The Class AA Glacier Twins have ridden strong pitching, solid defense and some clutch hitting to a 6-4 start on the American Legion baseball season.

First-year head coach Ryan Hadfield wants the Twins' bats in full force before Western AA conference play starts next month, however, and success this weekend would build plenty of confidence.

Glacier is host to the Eighth Annual A and AA Invitational Wood Bat Tournament today through Monday at Memorial Park. The

tourney features eight teams playing four seven-inning games apiece.

"We want to be playing our best baseball, definitely," Hadfield said. "I really want to see us swinging a red-hot bat because we've proven our pitching can keep us in games."
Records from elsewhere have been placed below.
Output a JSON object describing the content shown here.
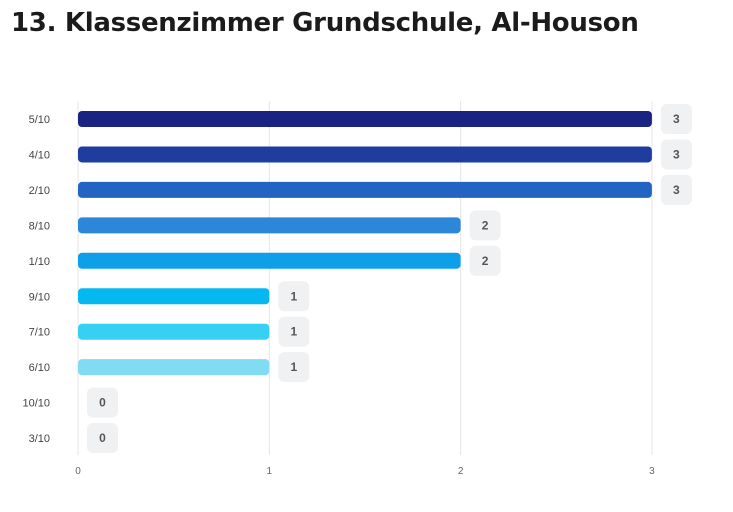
{
  "title": "13. Klassenzimmer Grundschule, Al-Houson",
  "chart_data": {
    "type": "bar",
    "orientation": "horizontal",
    "title": "13. Klassenzimmer Grundschule, Al-Houson",
    "xlabel": "",
    "ylabel": "",
    "categories": [
      "5/10",
      "4/10",
      "2/10",
      "8/10",
      "1/10",
      "9/10",
      "7/10",
      "6/10",
      "10/10",
      "3/10"
    ],
    "values": [
      3,
      3,
      3,
      2,
      2,
      1,
      1,
      1,
      0,
      0
    ],
    "xlim": [
      0,
      3
    ],
    "xticks": [
      0,
      1,
      2,
      3
    ],
    "grid": true,
    "legend": "none",
    "data_labels": true,
    "colors": [
      "#1a2382",
      "#1e3d9e",
      "#2263c4",
      "#2d87d9",
      "#0da0e8",
      "#06b8f0",
      "#35d0f2",
      "#7fdcf2",
      "#8fe0f3",
      "#a0e6f5"
    ],
    "label_box_color": "#f0f1f2"
  }
}
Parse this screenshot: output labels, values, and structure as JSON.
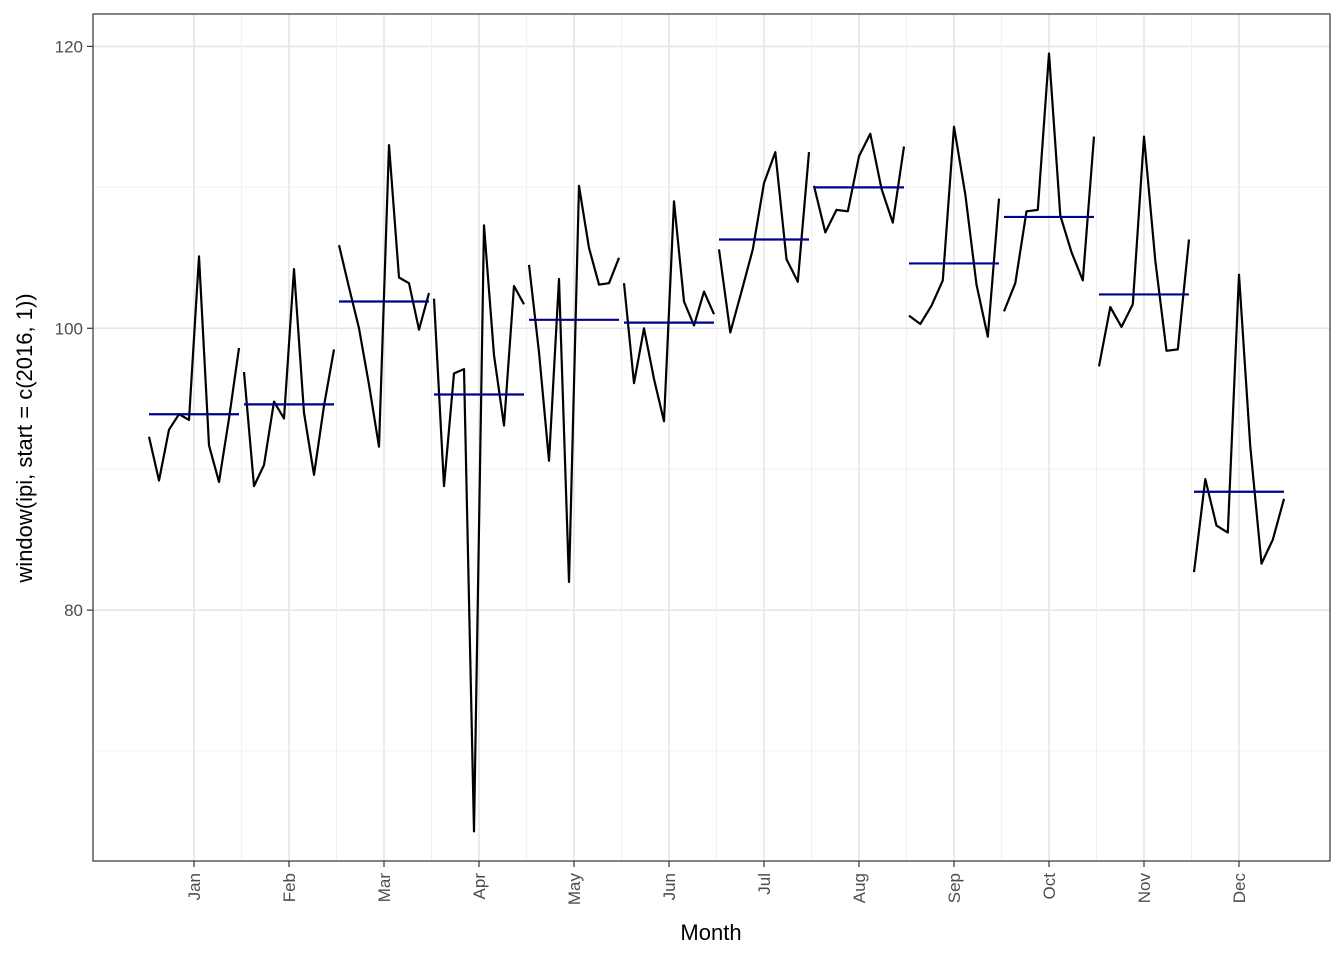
{
  "chart_data": {
    "type": "line",
    "plot_kind": "seasonal subseries plot",
    "xlabel": "Month",
    "ylabel": "window(ipi, start = c(2016, 1))",
    "y_ticks": [
      80,
      100,
      120
    ],
    "ylim": [
      62.2,
      122.3
    ],
    "grid": true,
    "line_color": "#000000",
    "mean_color": "#00008B",
    "months": [
      {
        "label": "Jan",
        "values": [
          92.3,
          89.2,
          92.8,
          93.9,
          93.5,
          105.1,
          91.7,
          89.1,
          93.6,
          98.6
        ],
        "mean": 93.9
      },
      {
        "label": "Feb",
        "values": [
          96.9,
          88.8,
          90.3,
          94.8,
          93.6,
          104.2,
          94.0,
          89.6,
          94.5,
          98.5
        ],
        "mean": 94.6
      },
      {
        "label": "Mar",
        "values": [
          105.9,
          102.9,
          100.0,
          96.0,
          91.6,
          113.0,
          103.6,
          103.2,
          99.9,
          102.5
        ],
        "mean": 101.9
      },
      {
        "label": "Apr",
        "values": [
          102.1,
          88.8,
          96.8,
          97.1,
          64.3,
          107.3,
          98.1,
          93.1,
          103.0,
          101.7
        ],
        "mean": 95.3
      },
      {
        "label": "May",
        "values": [
          104.5,
          98.3,
          90.6,
          103.5,
          82.0,
          110.1,
          105.7,
          103.1,
          103.2,
          105.0
        ],
        "mean": 100.6
      },
      {
        "label": "Jun",
        "values": [
          103.2,
          96.1,
          100.0,
          96.4,
          93.4,
          109.0,
          101.9,
          100.2,
          102.6,
          101.0
        ],
        "mean": 100.4
      },
      {
        "label": "Jul",
        "values": [
          105.6,
          99.7,
          102.6,
          105.6,
          110.3,
          112.5,
          104.9,
          103.3,
          112.5
        ],
        "mean": 106.3
      },
      {
        "label": "Aug",
        "values": [
          110.1,
          106.8,
          108.4,
          108.3,
          112.2,
          113.8,
          109.9,
          107.5,
          112.9
        ],
        "mean": 110.0
      },
      {
        "label": "Sep",
        "values": [
          100.9,
          100.3,
          101.6,
          103.4,
          114.3,
          109.5,
          103.1,
          99.4,
          109.2
        ],
        "mean": 104.6
      },
      {
        "label": "Oct",
        "values": [
          101.2,
          103.2,
          108.3,
          108.4,
          119.5,
          108.0,
          105.4,
          103.4,
          113.6
        ],
        "mean": 107.9
      },
      {
        "label": "Nov",
        "values": [
          97.3,
          101.5,
          100.1,
          101.7,
          113.6,
          104.8,
          98.4,
          98.5,
          106.3
        ],
        "mean": 102.4
      },
      {
        "label": "Dec",
        "values": [
          82.7,
          89.3,
          86.0,
          85.5,
          103.8,
          91.6,
          83.3,
          85.0,
          87.9
        ],
        "mean": 88.4
      }
    ]
  }
}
The Twins are in the AA Division, along with the Libby Loggers, the Trail, B.C., Jays and the Rocky Mountain Bandits of Cranbrook, B.C.

The A Division consists of the A Twins, the Mission Valley Mariners' B team, the Kootenai Valley Rangers and the Salmon River, Idaho, Savages.

Teams play divisional opponents once during pool play prior to Monday's championship round. The AA Twins edged the Kalispell Lakers 4-3 in last year's championship contest.

"(Wood bats) change it up for the pitchers a little bit, and my experience is that when the wood-bat tournament is over, the hitters are ready to pick up their aluminum again," Hadfield said.

"Going from aluminum to wood is harder than going from wood back to aluminum."

The A Twins open tournament play at 5:30 p.m. against Mission Valley. The AA Twins battle Libby in the 8:15 nightcap.

Josh Schott (2-1) will pitch against Libby for the third time this season. The Twins beat the Loggers 16-6 in their season opener, but needed home runs by Dustin Von Feldt and Bridger Beach to rally to a 4-3 victory the following week.

"We've played 10 games, and six of them have been decided by one run, so in those one-run games we're 4-2," Hadfield said.

"The good news is, we haven't had one bad outing by our starting pitchers. The missing piece right now is hitting."

The tournament's night games will showcase Memorial Park's new $250,000 lighting system. The project began two years ago and was completed earlier this spring with all installation work performed by the Twins.